11. Solunum yolu hastalıklarının semptomlarını azaltabilir. N-asetilsistein, astım ve kistik fibroz gibi durumların tedavisinde kullanılan bir ilaçtır. Bir uçucu madde olarak, mukusun inceltilmesine yardımcı olur. Enflamasyonu da azaltır. N-asetilsistein glutatyonun yan ürünüdür.
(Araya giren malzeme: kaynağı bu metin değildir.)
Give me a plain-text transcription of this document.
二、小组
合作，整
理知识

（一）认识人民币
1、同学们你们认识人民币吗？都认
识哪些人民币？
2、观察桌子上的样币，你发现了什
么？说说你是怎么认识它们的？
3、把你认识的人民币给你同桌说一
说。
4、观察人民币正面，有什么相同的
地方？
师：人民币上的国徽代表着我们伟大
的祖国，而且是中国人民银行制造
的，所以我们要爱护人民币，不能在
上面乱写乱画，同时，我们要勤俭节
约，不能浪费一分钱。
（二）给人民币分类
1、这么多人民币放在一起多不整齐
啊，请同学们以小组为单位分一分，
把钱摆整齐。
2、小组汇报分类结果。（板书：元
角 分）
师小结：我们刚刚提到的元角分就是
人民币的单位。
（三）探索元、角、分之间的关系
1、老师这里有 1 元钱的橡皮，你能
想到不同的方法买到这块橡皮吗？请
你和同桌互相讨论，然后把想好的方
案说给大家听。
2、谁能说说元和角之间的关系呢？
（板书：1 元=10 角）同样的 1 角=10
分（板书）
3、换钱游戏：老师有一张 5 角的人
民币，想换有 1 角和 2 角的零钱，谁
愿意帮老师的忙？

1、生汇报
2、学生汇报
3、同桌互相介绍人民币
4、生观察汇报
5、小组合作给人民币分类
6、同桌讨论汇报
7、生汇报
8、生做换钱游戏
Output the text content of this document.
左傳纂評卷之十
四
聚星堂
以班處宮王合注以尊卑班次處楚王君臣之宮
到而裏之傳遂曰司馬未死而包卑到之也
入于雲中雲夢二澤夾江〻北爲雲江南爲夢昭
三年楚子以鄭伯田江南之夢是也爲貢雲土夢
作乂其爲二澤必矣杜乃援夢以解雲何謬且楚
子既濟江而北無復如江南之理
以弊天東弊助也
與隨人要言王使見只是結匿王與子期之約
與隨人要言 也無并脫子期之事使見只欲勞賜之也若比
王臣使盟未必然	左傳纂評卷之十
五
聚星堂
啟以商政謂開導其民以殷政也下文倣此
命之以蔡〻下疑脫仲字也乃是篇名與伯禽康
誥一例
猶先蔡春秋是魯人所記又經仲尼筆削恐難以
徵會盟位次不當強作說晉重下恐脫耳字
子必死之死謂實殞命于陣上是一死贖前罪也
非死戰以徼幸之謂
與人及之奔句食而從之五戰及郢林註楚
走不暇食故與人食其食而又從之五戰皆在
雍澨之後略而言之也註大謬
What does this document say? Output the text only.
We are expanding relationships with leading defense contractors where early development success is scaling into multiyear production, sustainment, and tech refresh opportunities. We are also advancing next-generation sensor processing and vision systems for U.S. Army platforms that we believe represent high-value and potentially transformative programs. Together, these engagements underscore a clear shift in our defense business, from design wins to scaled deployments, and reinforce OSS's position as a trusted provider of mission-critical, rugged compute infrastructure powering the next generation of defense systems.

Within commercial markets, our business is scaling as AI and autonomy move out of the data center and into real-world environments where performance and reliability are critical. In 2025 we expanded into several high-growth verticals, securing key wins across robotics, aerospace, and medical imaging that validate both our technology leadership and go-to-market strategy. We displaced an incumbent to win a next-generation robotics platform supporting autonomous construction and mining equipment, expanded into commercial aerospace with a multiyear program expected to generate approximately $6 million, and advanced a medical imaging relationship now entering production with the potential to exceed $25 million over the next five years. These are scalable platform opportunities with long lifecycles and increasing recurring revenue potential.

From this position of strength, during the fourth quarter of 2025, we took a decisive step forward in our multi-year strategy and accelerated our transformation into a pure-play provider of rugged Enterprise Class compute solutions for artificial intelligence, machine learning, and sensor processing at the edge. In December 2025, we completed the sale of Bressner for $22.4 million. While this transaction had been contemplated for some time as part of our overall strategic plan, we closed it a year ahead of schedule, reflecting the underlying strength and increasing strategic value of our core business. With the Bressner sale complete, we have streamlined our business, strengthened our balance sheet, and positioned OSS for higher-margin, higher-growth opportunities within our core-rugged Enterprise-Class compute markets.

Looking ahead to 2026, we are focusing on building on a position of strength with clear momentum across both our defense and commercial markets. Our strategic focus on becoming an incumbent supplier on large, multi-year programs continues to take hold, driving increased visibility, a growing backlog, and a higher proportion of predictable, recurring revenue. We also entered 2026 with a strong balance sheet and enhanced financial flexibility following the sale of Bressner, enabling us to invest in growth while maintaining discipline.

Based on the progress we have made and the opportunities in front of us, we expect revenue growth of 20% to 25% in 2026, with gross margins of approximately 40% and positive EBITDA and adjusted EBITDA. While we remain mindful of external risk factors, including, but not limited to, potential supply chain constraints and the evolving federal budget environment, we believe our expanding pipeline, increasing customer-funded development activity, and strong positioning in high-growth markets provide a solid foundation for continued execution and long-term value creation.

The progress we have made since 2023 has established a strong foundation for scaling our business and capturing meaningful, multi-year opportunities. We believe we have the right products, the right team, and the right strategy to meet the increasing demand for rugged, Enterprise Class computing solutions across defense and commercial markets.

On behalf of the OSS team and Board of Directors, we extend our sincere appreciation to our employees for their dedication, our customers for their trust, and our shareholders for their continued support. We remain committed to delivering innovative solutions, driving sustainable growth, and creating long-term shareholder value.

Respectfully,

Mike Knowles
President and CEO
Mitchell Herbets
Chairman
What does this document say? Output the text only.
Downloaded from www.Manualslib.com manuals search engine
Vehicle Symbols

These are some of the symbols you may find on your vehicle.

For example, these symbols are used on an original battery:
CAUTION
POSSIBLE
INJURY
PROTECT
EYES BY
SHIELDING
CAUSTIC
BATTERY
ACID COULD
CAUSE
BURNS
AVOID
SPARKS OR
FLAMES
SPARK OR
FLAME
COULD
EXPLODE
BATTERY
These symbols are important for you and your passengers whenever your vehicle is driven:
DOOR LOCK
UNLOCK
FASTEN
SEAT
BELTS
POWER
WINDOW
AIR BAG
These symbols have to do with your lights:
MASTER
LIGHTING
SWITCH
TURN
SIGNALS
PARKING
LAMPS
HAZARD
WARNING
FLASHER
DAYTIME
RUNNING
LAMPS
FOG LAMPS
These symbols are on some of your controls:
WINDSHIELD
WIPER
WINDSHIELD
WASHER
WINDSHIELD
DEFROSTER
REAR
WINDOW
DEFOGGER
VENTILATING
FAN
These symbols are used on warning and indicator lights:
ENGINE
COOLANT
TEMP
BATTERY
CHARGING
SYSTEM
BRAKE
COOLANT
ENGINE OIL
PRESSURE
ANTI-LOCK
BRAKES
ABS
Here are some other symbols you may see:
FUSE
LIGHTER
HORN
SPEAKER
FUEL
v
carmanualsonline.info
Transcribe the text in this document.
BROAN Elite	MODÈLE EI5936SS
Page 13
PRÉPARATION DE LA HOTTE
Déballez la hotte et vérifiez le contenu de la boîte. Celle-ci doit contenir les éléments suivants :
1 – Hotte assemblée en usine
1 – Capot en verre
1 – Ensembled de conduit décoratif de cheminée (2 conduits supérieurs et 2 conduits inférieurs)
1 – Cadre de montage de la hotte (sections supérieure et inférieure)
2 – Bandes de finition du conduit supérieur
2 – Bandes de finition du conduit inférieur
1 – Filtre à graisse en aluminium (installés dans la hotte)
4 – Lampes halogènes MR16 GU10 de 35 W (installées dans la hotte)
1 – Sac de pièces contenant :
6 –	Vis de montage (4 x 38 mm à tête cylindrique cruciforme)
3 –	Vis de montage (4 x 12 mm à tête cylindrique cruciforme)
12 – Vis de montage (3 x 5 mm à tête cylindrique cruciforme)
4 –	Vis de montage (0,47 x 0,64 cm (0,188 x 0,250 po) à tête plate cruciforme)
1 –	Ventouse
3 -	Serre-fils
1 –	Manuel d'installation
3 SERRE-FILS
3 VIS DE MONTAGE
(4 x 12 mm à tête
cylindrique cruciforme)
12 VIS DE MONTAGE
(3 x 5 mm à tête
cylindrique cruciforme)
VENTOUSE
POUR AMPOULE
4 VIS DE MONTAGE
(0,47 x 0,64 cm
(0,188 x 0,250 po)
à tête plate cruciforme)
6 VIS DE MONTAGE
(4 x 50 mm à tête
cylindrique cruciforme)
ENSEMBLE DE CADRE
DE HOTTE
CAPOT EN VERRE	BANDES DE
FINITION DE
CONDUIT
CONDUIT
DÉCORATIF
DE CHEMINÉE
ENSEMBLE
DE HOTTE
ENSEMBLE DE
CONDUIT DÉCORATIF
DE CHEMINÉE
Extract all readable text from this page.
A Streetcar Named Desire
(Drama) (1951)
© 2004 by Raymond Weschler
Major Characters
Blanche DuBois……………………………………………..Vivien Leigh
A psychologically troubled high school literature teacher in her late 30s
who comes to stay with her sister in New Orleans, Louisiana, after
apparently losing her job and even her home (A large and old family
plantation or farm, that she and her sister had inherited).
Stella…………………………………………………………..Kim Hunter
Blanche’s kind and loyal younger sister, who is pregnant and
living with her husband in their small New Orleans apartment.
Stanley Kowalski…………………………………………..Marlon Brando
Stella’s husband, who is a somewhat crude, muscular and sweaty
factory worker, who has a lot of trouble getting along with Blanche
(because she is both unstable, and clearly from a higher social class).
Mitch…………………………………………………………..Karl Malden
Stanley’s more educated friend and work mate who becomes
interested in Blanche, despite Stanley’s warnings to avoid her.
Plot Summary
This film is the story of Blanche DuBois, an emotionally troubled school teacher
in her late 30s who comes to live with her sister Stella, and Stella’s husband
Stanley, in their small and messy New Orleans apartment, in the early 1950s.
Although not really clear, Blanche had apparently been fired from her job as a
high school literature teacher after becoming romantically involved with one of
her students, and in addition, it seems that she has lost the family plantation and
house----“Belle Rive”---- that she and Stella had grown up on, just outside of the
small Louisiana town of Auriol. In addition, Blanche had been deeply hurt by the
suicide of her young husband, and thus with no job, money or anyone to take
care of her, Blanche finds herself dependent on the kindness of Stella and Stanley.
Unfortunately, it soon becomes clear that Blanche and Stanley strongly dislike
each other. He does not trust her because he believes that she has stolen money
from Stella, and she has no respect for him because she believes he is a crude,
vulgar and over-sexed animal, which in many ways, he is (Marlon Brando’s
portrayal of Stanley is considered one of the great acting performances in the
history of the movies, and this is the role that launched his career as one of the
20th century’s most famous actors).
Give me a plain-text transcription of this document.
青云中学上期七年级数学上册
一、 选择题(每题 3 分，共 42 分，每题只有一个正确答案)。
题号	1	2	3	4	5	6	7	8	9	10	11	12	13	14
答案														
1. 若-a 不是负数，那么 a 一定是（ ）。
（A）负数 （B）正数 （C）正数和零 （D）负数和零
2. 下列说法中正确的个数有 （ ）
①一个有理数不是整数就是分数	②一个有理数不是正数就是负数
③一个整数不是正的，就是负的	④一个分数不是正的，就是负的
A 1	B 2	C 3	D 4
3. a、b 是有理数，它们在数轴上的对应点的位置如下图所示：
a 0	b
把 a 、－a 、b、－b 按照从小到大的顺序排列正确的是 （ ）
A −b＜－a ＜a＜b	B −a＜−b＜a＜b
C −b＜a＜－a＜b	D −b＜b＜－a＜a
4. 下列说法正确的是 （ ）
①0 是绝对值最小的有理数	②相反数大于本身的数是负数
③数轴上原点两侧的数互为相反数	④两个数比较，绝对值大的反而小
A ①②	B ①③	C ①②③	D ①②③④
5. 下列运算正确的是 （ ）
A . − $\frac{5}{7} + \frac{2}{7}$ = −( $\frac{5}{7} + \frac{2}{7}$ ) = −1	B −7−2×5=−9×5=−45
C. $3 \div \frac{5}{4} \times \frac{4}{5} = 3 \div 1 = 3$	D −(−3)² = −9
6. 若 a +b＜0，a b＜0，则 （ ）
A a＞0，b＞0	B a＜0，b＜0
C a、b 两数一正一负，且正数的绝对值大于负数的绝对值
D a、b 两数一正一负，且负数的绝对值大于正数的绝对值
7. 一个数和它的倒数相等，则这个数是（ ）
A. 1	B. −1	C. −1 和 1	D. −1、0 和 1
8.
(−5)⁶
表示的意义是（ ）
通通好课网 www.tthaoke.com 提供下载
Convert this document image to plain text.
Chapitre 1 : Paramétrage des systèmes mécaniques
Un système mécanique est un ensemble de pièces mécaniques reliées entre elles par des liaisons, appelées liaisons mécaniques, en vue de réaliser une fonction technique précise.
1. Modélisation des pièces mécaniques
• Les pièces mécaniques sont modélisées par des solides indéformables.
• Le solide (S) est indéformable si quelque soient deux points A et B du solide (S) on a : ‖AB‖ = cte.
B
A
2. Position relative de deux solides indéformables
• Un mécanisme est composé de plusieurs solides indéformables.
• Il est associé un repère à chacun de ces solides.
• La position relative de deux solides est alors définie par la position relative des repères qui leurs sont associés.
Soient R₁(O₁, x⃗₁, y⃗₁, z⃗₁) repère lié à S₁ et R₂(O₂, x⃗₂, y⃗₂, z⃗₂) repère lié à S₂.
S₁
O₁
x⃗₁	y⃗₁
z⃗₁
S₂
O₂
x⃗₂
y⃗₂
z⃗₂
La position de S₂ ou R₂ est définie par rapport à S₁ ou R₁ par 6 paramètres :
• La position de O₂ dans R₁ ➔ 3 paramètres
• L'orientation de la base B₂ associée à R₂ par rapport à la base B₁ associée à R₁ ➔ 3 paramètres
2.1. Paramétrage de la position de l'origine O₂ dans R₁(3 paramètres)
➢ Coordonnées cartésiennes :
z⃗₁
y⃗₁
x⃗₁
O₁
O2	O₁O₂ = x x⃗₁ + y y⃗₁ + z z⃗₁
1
12. Alzheimer hastalığında kullanılmaya başlanmıştır. ABD’de glutatyon, Parkinson hastalarında yardımcı ilaç olarak denenmektedir. Parkinson hastalarında, glutatyon seviyeleri beyinde, özellikle substantia nigra’da (dopamin hücrelerinin kaybolduğu alan) daha düşüktür.

Bir antioksidan olarak çalışmasına ek olarak, glutatyon, hücrenin enerji üreticileri olan mitokondriyayı destekleyebilir. Bu, hücre ölümünü önleyebilir; yani glutatyonun parkinsonun ilerlemesini yavaşlatacak veya durdurabilecek bir ajan olarak çalışabilir.

Bu yüzden GLUTATYON, son yıllarda  hastalık önlemede ve hastalıklarla savaşta yardımcı olarak  hekimler tarafından sıkça kullanılmaktadır. Günümüzde, vücudumuzdaki serbest radikal miktarı ve glutatyon miktarı kan değerlerinden tespit edilmektedir. Alacağımız glutatyon miktarını bu değerlere göre hekimler ayarlayabilirler.